La riflessione sul lavoro, infatti, sta accompagnando la mia esperienza di impegno sociale in modo sistematico, forse perché è un dato naturale che ciascuno pensi il proprio essere in relazione al fare, all’agire, all’intraprendere e all’operare. Forse mi sono messo a riflettere su questo tema proprio perché, essendo un dato esperienziale, era particolarmente a portata di mano. Questo fatto apparentemente scontato offre una prima categoria di lettura al lettore che vorra inoltrarsi: il lavoro, secondo me, non è semplicemente una questione ideale o ideologica. Per quanto si possa caricare di significati, di storia e di valore simbolico, rimane soprattutto una vicenda umana, sociale, economica e contrattuale.

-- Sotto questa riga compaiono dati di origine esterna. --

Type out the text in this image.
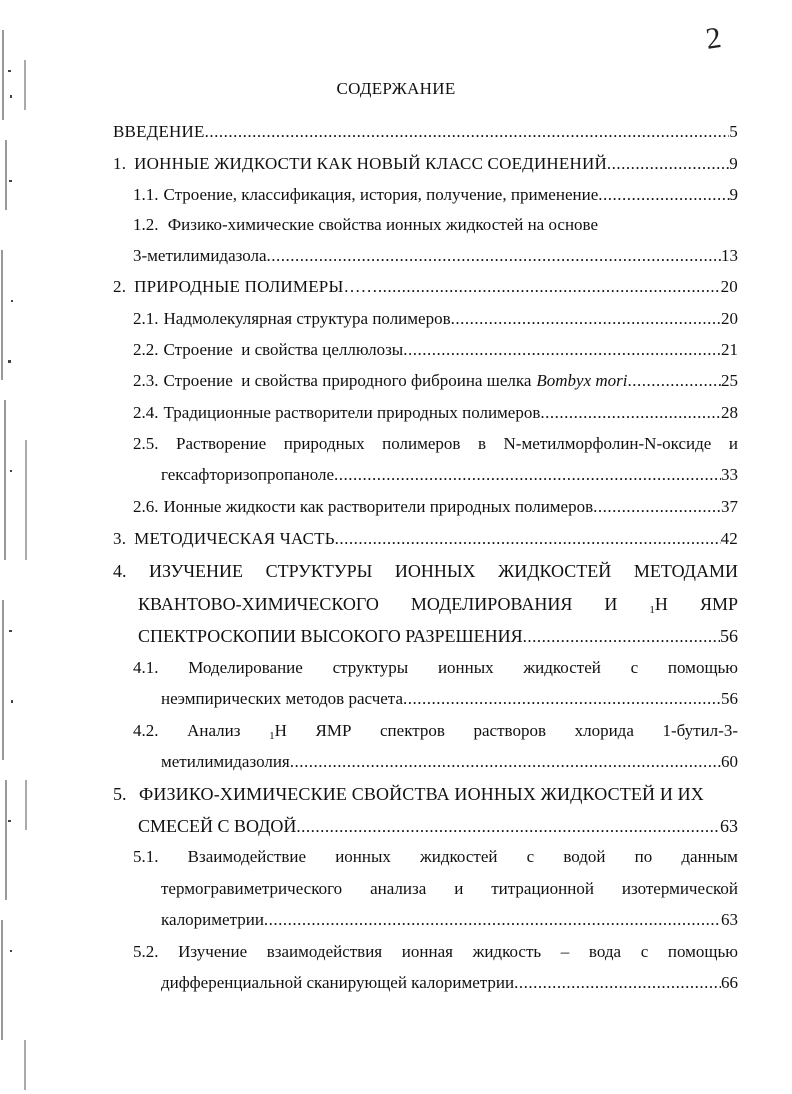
2
СОДЕРЖАНИЕ
ВВЕДЕНИЕ .....	5
1. ИОННЫЕ ЖИДКОСТИ КАК НОВЫЙ КЛАСС СОЕДИНЕНИЙ .....	9
1.1. Строение, классификация, история, получение, применение .....	9
1.2. Физико-химические свойства ионных жидкостей на основе
3-метилимидазола .....	13
2. ПРИРОДНЫЕ ПОЛИМЕРЫ…… .....	20
2.1. Надмолекулярная структура полимеров .....	20
2.2. Строение  и свойства целлюлозы .....	21
2.3. Строение  и свойства природного фиброина шелка Bombyx mori .....	25
2.4. Традиционные растворители природных полимеров .....	28
2.5. Растворение природных полимеров в N-метилморфолин-N-оксиде и
гексафторизопропаноле .....	33
2.6. Ионные жидкости как растворители природных полимеров .....	37
3. МЕТОДИЧЕСКАЯ ЧАСТЬ .....	42
4. ИЗУЧЕНИЕ СТРУКТУРЫ ИОННЫХ ЖИДКОСТЕЙ МЕТОДАМИ
КВАНТОВО-ХИМИЧЕСКОГО МОДЕЛИРОВАНИЯ И	$_1$Н ЯМР
СПЕКТРОСКОПИИ ВЫСОКОГО РАЗРЕШЕНИЯ .....	56
4.1. Моделирование структуры ионных жидкостей с помощью
неэмпирических методов расчета .....	56
4.2. Анализ	$_1$Н ЯМР спектров растворов хлорида 1-бутил-3-
метилимидазолия .....	60
5. ФИЗИКО-ХИМИЧЕСКИЕ СВОЙСТВА ИОННЫХ ЖИДКОСТЕЙ И ИХ
СМЕСЕЙ С ВОДОЙ .....	63
5.1. Взаимодействие ионных жидкостей с водой по данным
термогравиметрического анализа и титрационной изотермической
калориметрии .....	63
5.2. Изучение взаимодействия ионная жидкость – вода с помощью
дифференциальной сканирующей калориметрии .....	66
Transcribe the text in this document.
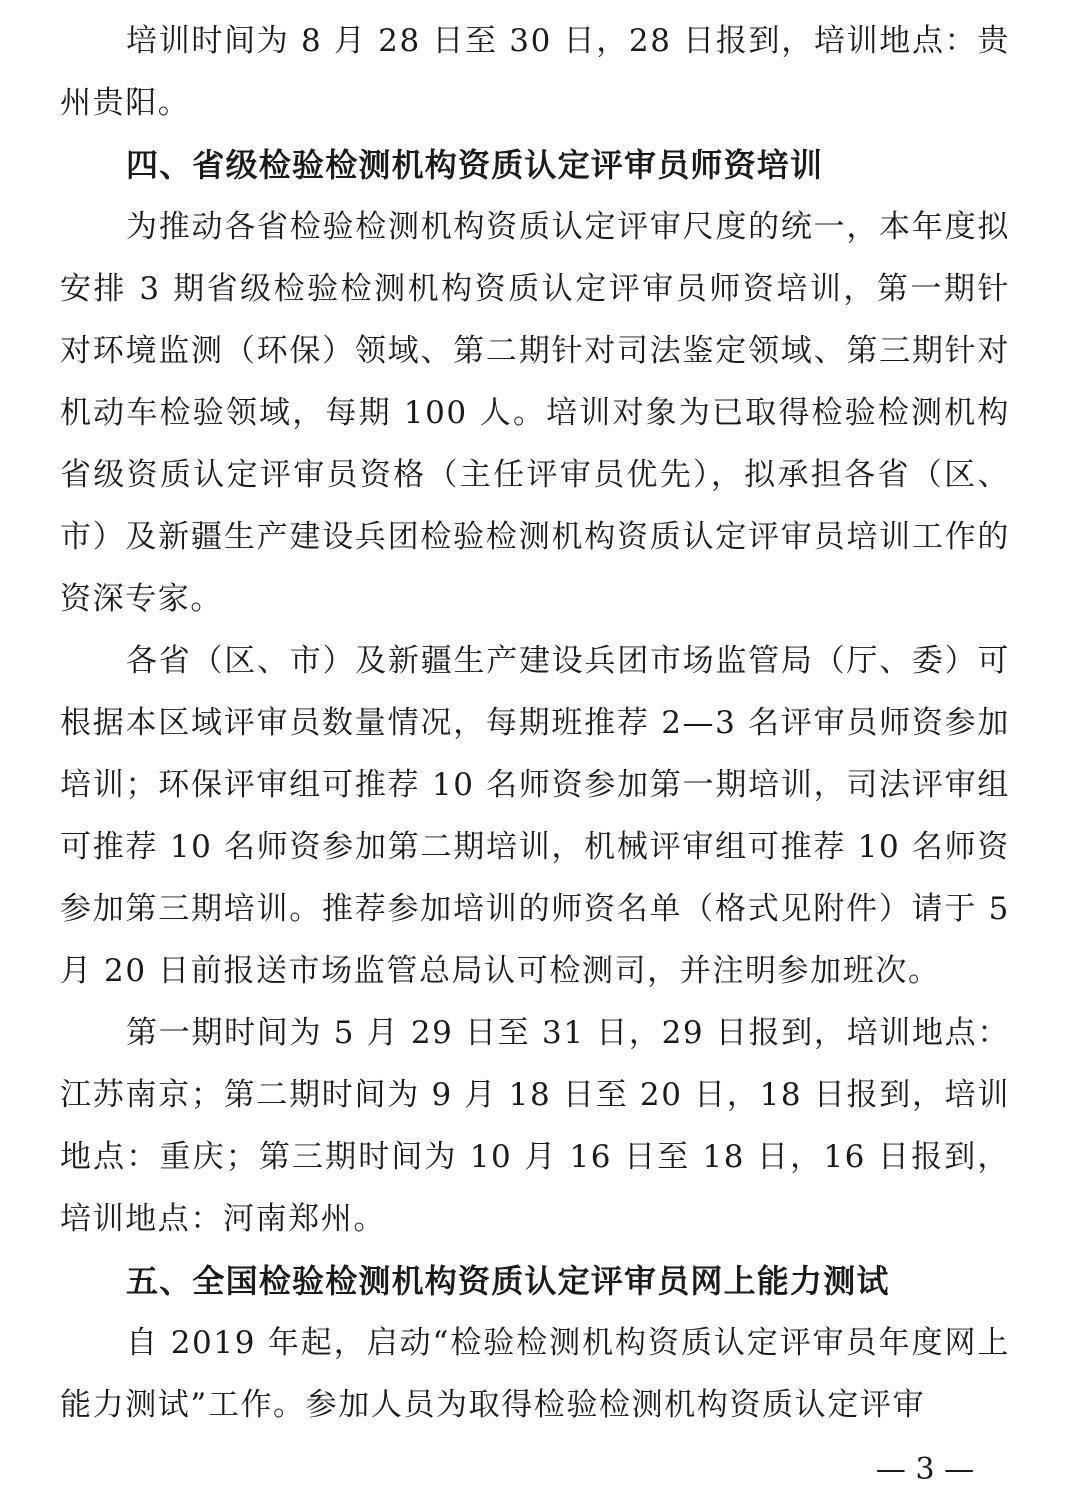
培训时间为 8 月 28 日至 30 日，28 日报到，培训地点：贵州贵阳。

四、省级检验检测机构资质认定评审员师资培训

为推动各省检验检测机构资质认定评审尺度的统一，本年度拟安排 3 期省级检验检测机构资质认定评审员师资培训，第一期针对环境监测（环保）领域、第二期针对司法鉴定领域、第三期针对机动车检验领域，每期 100 人。培训对象为已取得检验检测机构省级资质认定评审员资格（主任评审员优先），拟承担各省（区、市）及新疆生产建设兵团检验检测机构资质认定评审员培训工作的资深专家。

各省（区、市）及新疆生产建设兵团市场监管局（厅、委）可根据本区域评审员数量情况，每期班推荐 2—3 名评审员师资参加培训；环保评审组可推荐 10 名师资参加第一期培训，司法评审组可推荐 10 名师资参加第二期培训，机械评审组可推荐 10 名师资参加第三期培训。推荐参加培训的师资名单（格式见附件）请于 5 月 20 日前报送市场监管总局认可检测司，并注明参加班次。

第一期时间为 5 月 29 日至 31 日，29 日报到，培训地点：江苏南京；第二期时间为 9 月 18 日至 20 日，18 日报到，培训地点：重庆；第三期时间为 10 月 16 日至 18 日，16 日报到，培训地点：河南郑州。

五、全国检验检测机构资质认定评审员网上能力测试

自 2019 年起，启动“检验检测机构资质认定评审员年度网上能力测试”工作。参加人员为取得检验检测机构资质认定评审

— 3 —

È per questo che la dinamica naturale dell’agire umano, che comunemente chiamiamo lavoro, ha rappresentato per me, come per molti altri osservatori del mercato del lavoro, uno stimolo forte e affascinante di riflessione, seppur fondata prima di tutto sull’esperienza personale e quotidiana. Una parte importante delle mie aspirazioni, delle mie soddisfazioni, delle mie speranze, delle mie sofferenze e della mie fatiche è legata alla dimensione esperienziale del lavoro che forse un giorno, senza una ragione particolare, ho scelto di capire e di approfondire.
Probabilmente non è un gran merito e nemmeno una gran fatica occuparsi di ciò che è più vicino e più immediato, tuttavia mi ritengo privilegiato per aver vissuto una stagione epocale di cambiamenti del sistema economico, produttivo e sociale, e soprattutto di averlo fatto in luoghi significativi, insieme a persone che mi hanno aiutato a leggere e comprendere ciò che stava accadendo intorno a me.
Sono grato soprattutto agli amici che hanno condiviso con me percorsi, momenti di studio e formazione, a partire da quegli straordinari laboratori associativi e sindacali che fondano la loro missione nella tradizione laica del cattolicesimo democratico e traggono alimento inesauribile nella Dottrina Sociale della Chiesa, uno strumento attuale di lettura e di analisi capace di mettere in moto un’azione di analisi, di giudizio e di proposta. Accese ed interminabili discussioni mi hanno aiutato a mettere insieme un pensiero, dai contorni quasi definiti, sui chiaroscuri del cambiamento, sulle prospettive dell’economia e del mercato del lavoro fuori dagli schemi abituali entro i quali la grande epopea del lavoro e le categorie antropologiche e sociali del ’900 ci avevano insegnato a guardare.
Poter affrontare il tema del lavoro e delle grandi trasformazioni dell’era post moderna, senza pregiudizi, con categorie nuove, capaci di generare impulsi alla proposta, non è stato né un fatto naturale né scontato e tantomeno indolore. Forse, il posto in cui sono nato e vissuto, a soli pochi chilometri dal luogo che è simbolo per antonomasia della stagione della gente del lavoro e della grande fabbrica nella civiltà industriale, Porto Marghera, e il mio percorso associativo e di vita nelle Associazioni Cristiane dei Lavoratori Italiani, rappresentano, al tempo stesso, il punto di partenza e il limite della mia riflessione.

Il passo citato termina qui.